About Me (CV here)
I am a fourth-year PhD student in the Department of Statistics at Harvard University, advised by Dr. Morgane Austern. I am graciously supported by the NSF Graduate Research Fellowship. Broadly, I am interested in the intersection of mathematics with statistical methods, such as universality, free probability, theoretical machine learning, and random matrix theory. In June 2022, I completed my B.S. in Pure Mathematics and B.S. in Statistics at UCLA.
Outside of research, I am interested in lots of different things! I love playing the guitar & piano, cooking, making pottery, shooting film photography, tea culture, playing chess, learning languages, and more. My favorite artists are the Beatles, the Smiths, Clairo, Nick Drake, Mac DeMarco, and Chopin.
I do private tutoring for both statistics and mathematics. Please feel free to reach out to me by email if you would like tutoring for courses in the Harvard Statistics department, or really anything involving mathematics or statistics. Also check out my Instagram page, Razi ba Riazi, for cool mathematics videos, PhD advice, and more!
Theorem of the Month, October 2025
Since it is my birthday, I’ll mention the famous birthday problem: What’s the smallest number of people you need in a room to ensure that there is greater than a 50% chance two of them have the same birthday? It’s only 23 people!
Song of the Month, October 2025
Dark Sweet Lady (George Harrison): All the instrumentation in this song is just so gorgeous, and I love thinking about George writing it about his wonderful wife Olivia!
Publications
Esmaili Mallory, M.*, Huang, K. H.*, & Austern, M. (2025). “Universality of High-Dimensional Logistic Regression and a Novel CGMT under Dependence with Applications to Data Augmentation.” In Proceedings of Thirty Eighth Conference on Learning Theory (pp. 1799–1918). PMLR.
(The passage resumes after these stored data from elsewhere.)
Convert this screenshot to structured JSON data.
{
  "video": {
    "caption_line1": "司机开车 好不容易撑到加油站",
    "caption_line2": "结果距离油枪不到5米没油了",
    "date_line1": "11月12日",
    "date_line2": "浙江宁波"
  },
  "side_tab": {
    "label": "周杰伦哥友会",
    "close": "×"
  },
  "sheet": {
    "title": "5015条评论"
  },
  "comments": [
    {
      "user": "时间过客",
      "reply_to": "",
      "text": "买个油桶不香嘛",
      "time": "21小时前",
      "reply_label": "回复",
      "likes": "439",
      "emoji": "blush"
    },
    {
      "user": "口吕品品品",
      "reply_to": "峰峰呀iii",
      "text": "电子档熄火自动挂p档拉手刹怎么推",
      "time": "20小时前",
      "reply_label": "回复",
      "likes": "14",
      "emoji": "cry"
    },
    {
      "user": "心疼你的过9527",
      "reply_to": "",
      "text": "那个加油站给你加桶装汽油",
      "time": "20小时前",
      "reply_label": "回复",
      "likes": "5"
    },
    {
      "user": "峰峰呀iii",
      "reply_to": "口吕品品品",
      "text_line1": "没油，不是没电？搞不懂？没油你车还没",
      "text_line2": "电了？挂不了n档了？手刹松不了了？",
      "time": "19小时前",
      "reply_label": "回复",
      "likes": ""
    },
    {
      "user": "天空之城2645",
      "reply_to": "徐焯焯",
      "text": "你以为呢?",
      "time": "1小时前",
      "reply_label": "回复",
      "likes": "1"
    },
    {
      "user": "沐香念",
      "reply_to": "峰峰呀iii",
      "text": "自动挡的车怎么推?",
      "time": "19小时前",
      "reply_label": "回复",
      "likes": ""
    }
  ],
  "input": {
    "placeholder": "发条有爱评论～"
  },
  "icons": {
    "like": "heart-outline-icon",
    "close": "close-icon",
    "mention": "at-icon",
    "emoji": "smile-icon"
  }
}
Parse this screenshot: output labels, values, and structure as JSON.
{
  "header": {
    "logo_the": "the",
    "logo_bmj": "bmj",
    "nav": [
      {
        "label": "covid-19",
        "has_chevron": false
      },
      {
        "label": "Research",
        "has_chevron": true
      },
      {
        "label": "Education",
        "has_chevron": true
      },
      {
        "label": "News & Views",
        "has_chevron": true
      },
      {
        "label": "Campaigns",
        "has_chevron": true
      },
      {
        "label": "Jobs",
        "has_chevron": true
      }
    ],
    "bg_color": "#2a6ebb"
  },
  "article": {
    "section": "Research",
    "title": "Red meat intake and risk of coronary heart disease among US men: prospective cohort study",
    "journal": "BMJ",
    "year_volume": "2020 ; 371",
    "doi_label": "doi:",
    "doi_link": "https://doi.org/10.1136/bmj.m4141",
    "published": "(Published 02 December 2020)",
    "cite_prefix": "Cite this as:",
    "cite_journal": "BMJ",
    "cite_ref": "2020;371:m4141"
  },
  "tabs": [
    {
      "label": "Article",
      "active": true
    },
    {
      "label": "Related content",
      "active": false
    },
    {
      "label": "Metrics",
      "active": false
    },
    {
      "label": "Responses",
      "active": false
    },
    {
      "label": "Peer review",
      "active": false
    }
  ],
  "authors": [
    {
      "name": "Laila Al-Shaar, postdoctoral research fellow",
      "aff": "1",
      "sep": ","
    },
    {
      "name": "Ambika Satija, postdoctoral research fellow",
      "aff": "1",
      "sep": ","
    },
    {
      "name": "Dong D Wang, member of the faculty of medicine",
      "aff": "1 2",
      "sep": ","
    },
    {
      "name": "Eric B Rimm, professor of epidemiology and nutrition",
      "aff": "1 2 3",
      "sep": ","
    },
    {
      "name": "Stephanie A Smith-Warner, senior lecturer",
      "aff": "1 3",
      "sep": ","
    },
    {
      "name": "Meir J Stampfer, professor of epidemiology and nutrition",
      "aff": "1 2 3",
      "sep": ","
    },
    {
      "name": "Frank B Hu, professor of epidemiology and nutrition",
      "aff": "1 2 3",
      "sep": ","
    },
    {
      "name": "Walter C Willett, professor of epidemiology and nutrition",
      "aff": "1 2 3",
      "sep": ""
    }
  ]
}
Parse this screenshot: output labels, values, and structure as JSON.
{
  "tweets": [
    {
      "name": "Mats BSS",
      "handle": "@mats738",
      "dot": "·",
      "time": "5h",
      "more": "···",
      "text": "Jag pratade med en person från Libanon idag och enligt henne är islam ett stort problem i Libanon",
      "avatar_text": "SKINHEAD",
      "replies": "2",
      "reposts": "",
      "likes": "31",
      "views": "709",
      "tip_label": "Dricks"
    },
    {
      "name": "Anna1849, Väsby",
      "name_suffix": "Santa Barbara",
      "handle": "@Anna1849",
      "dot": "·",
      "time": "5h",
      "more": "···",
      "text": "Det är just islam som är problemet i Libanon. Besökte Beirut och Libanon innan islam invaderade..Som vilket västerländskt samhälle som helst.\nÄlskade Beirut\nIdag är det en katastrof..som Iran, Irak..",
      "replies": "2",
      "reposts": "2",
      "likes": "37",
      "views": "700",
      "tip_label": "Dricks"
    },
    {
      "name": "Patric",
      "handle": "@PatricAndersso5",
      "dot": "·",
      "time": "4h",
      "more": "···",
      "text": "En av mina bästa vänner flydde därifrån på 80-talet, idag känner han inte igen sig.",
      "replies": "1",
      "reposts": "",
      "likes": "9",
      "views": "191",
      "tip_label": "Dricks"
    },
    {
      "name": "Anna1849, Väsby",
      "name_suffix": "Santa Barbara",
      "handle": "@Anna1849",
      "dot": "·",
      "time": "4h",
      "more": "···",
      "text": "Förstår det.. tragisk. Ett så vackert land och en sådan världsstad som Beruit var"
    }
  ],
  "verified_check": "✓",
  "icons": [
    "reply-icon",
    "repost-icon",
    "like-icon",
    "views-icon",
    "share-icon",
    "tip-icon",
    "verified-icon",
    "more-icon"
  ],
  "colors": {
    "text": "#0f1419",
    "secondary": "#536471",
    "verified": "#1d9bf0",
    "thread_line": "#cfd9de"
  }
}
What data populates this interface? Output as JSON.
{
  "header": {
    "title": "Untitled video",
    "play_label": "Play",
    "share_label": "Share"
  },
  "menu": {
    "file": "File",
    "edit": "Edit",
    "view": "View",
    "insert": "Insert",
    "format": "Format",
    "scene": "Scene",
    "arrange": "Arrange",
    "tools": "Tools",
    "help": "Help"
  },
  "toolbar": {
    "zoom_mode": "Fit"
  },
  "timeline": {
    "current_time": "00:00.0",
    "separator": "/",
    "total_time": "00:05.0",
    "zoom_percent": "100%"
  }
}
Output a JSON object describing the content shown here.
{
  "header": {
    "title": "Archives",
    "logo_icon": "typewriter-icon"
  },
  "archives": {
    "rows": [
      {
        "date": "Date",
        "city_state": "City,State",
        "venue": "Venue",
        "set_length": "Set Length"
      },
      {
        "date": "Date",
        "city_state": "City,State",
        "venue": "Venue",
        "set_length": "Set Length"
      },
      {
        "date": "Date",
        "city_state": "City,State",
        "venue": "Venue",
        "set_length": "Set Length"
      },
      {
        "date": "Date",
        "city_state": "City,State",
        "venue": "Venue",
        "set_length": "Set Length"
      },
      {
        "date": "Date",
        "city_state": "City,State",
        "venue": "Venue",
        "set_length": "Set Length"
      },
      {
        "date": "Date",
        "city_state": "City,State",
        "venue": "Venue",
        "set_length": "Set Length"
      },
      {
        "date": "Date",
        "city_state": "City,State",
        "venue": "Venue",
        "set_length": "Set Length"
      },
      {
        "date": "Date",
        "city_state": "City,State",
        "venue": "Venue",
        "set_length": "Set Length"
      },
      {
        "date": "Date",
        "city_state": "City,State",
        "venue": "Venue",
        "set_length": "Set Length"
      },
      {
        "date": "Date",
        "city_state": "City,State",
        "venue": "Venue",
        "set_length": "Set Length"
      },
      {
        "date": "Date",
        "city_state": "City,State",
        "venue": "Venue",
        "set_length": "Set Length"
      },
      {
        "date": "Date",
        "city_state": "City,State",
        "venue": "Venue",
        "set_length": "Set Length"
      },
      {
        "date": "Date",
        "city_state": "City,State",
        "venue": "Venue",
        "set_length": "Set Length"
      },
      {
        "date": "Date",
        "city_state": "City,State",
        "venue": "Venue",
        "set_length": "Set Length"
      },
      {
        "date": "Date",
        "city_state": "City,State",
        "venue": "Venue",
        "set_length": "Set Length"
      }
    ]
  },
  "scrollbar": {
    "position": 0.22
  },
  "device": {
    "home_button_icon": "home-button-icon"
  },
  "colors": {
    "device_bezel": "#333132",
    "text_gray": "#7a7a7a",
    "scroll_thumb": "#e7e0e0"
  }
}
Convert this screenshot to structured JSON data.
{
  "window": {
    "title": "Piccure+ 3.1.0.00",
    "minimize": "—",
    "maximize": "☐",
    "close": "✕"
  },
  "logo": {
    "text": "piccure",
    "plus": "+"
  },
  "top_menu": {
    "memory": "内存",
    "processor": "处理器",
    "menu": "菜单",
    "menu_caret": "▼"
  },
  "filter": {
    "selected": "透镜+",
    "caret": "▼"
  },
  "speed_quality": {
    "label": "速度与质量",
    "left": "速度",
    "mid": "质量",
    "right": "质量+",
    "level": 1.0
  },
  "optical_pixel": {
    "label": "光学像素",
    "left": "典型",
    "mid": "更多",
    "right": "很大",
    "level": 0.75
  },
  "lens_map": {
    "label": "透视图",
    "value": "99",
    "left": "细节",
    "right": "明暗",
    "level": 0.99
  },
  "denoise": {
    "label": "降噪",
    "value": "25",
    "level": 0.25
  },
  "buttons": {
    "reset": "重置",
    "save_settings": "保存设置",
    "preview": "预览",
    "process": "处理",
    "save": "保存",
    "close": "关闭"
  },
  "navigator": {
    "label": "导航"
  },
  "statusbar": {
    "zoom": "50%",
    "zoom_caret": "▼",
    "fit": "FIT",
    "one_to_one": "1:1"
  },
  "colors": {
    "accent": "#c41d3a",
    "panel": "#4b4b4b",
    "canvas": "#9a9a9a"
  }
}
Esmaili Mallory, M., Brown, J. & Glickman, M. (2025). “Come Together: Analyzing Popular Songs Through Statistical Embeddings.” In Progress. Presented at Joint Statistical Meetings 2025.
Yu, A., Becquey, C., Halikias, D., Esmaili Mallory, M., & Townsend, A. (2021). “Arbitrary-Depth Universal Approximation Theorems for Operator Neural Networks.” arXiv preprint. arXiv:2109.11354.
(* indicates equal contribution)
Teaching
• Stat 149: Introduction to Generalized Linear Models, Dr. Mark Glickman. Harvard University, Spring 2024.
• Stat 104: Introduction to Quantitative Methods for Economics, Dr. Kevin Rader. Harvard University, Fall 2023.
• Math 115A: Linear Algebra, Dr. Will Conley. UCLA, Winter 2022.
• Math 115A: Linear Algebra, Dr. Christy Hazel. UCLA, Spring 2021.